Silverstein responded,
They blame “Jewish neocons” for the war. That is even overstating it. They blame Jewish neocons for providing some of the key intellectual underpinning for the movement leading to the war. And they claim that the reason for such Jewish neocon support was a sense among them that this would support Israel’s aims in the region. Now, you can argue with this thesis from various angles. But it seems to me that it is at least in part accurate and certainly deserving of serious debate instead of derisive dismissal.

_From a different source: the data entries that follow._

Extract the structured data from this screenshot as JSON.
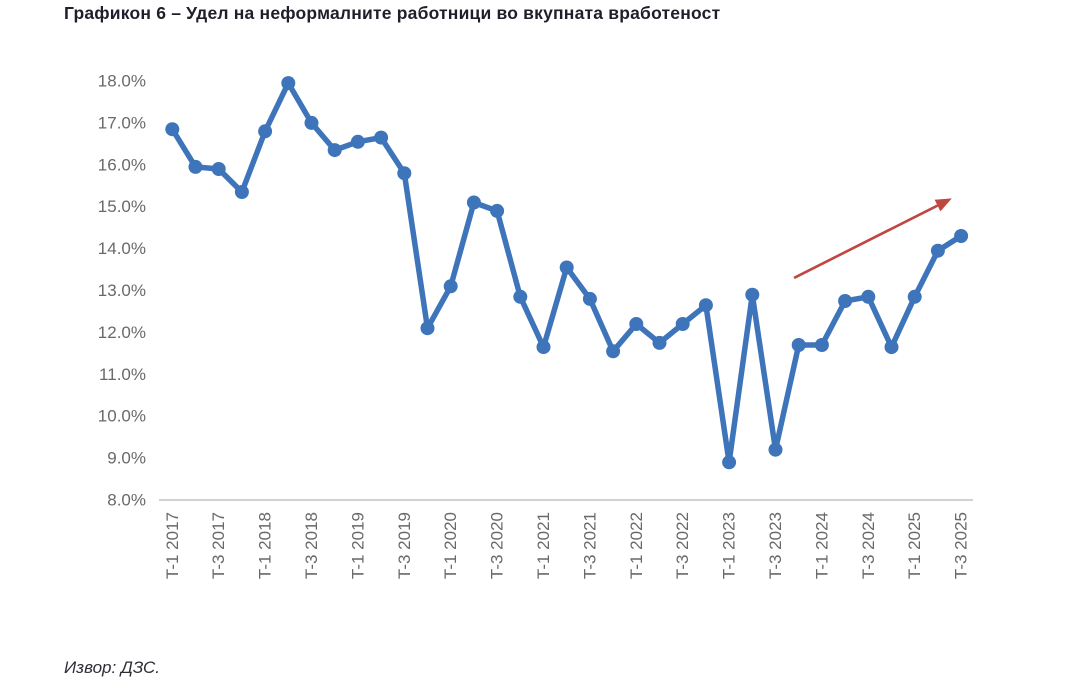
{
  "title": "Графикон 6 – Удел на неформалните работници во вкупната вработеност",
  "source": "Извор: ДЗС.",
  "colors": {
    "line": "#3e74b9",
    "marker": "#3e74b9",
    "trend_arrow": "#bf4742",
    "axis_line": "#d2d2d2",
    "tick_label": "#696969",
    "title_text": "#1f1f2b",
    "background": "#ffffff"
  },
  "chart_data": {
    "type": "line",
    "title": "Графикон 6 – Удел на неформалните работници во вкупната вработеност",
    "xlabel": "",
    "ylabel": "",
    "ylim": [
      8,
      18
    ],
    "grid": false,
    "legend": false,
    "y_ticks": [
      "18.0%",
      "17.0%",
      "16.0%",
      "15.0%",
      "14.0%",
      "13.0%",
      "12.0%",
      "11.0%",
      "10.0%",
      "9.0%",
      "8.0%"
    ],
    "y_tick_values": [
      18,
      17,
      16,
      15,
      14,
      13,
      12,
      11,
      10,
      9,
      8
    ],
    "x": [
      "T-1 2017",
      "T-2 2017",
      "T-3 2017",
      "T-4 2017",
      "T-1 2018",
      "T-2 2018",
      "T-3 2018",
      "T-4 2018",
      "T-1 2019",
      "T-2 2019",
      "T-3 2019",
      "T-4 2019",
      "T-1 2020",
      "T-2 2020",
      "T-3 2020",
      "T-4 2020",
      "T-1 2021",
      "T-2 2021",
      "T-3 2021",
      "T-4 2021",
      "T-1 2022",
      "T-2 2022",
      "T-3 2022",
      "T-4 2022",
      "T-1 2023",
      "T-2 2023",
      "T-3 2023",
      "T-4 2023",
      "T-1 2024",
      "T-2 2024",
      "T-3 2024",
      "T-4 2024",
      "T-1 2025",
      "T-2 2025",
      "T-3 2025"
    ],
    "x_tick_labels": [
      "T-1 2017",
      "T-3 2017",
      "T-1 2018",
      "T-3 2018",
      "T-1 2019",
      "T-3 2019",
      "T-1 2020",
      "T-3 2020",
      "T-1 2021",
      "T-3 2021",
      "T-1 2022",
      "T-3 2022",
      "T-1 2023",
      "T-3 2023",
      "T-1 2024",
      "T-3 2024",
      "T-1 2025",
      "T-3 2025"
    ],
    "series": [
      {
        "name": "Удел на неформалните работници во вкупната вработеност",
        "values": [
          16.85,
          15.95,
          15.9,
          15.35,
          16.8,
          17.95,
          17.0,
          16.35,
          16.55,
          16.65,
          15.8,
          12.1,
          13.1,
          15.1,
          14.9,
          12.85,
          11.65,
          13.55,
          12.8,
          11.55,
          12.2,
          11.75,
          12.2,
          12.65,
          8.9,
          12.9,
          9.2,
          11.7,
          11.7,
          12.75,
          12.85,
          11.65,
          12.85,
          13.95,
          14.3
        ]
      }
    ],
    "annotation_arrow": {
      "description": "upward red trend arrow over 2023-2025 recovery",
      "from": {
        "x_index": 26.8,
        "value": 13.3
      },
      "to": {
        "x_index": 33.6,
        "value": 15.2
      }
    }
  }
}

Also, Silverstein accused Goldberg, in the interview, of lazy journalism, characterizing Max Blumenthal and Helena Cobban as anti-Zionists attending a blogger panel at the J Street conference. [2]
Commenting on the film "Obsession: Radical Islam's War Against the West" he said he had watched a 12-minute version of the film, "but it was enough for to understand that it is the work of hysterics. One of my favorite hysterics, the Jerusalem Post's Caroline Glick, is featured prominently, pieces of the sky falling about her head as she rants about the End of Days." He called Aish HaTorah "the most fundamentalist movement in Judaism today. Its operatives flourish in the radical belt of Jewish settlements just south of Nablus, in the northern West Bank, and their outposts across the world propagandize on behalf of a particularly sterile, sexist and revanchist brand of Judaism. Which is amusing, of course, because "Obsession" is meant to expose a particularly sterile, sexist and racist brand of Islam." He also excoriated Ronn Torossian for his work with this film and general style.[5]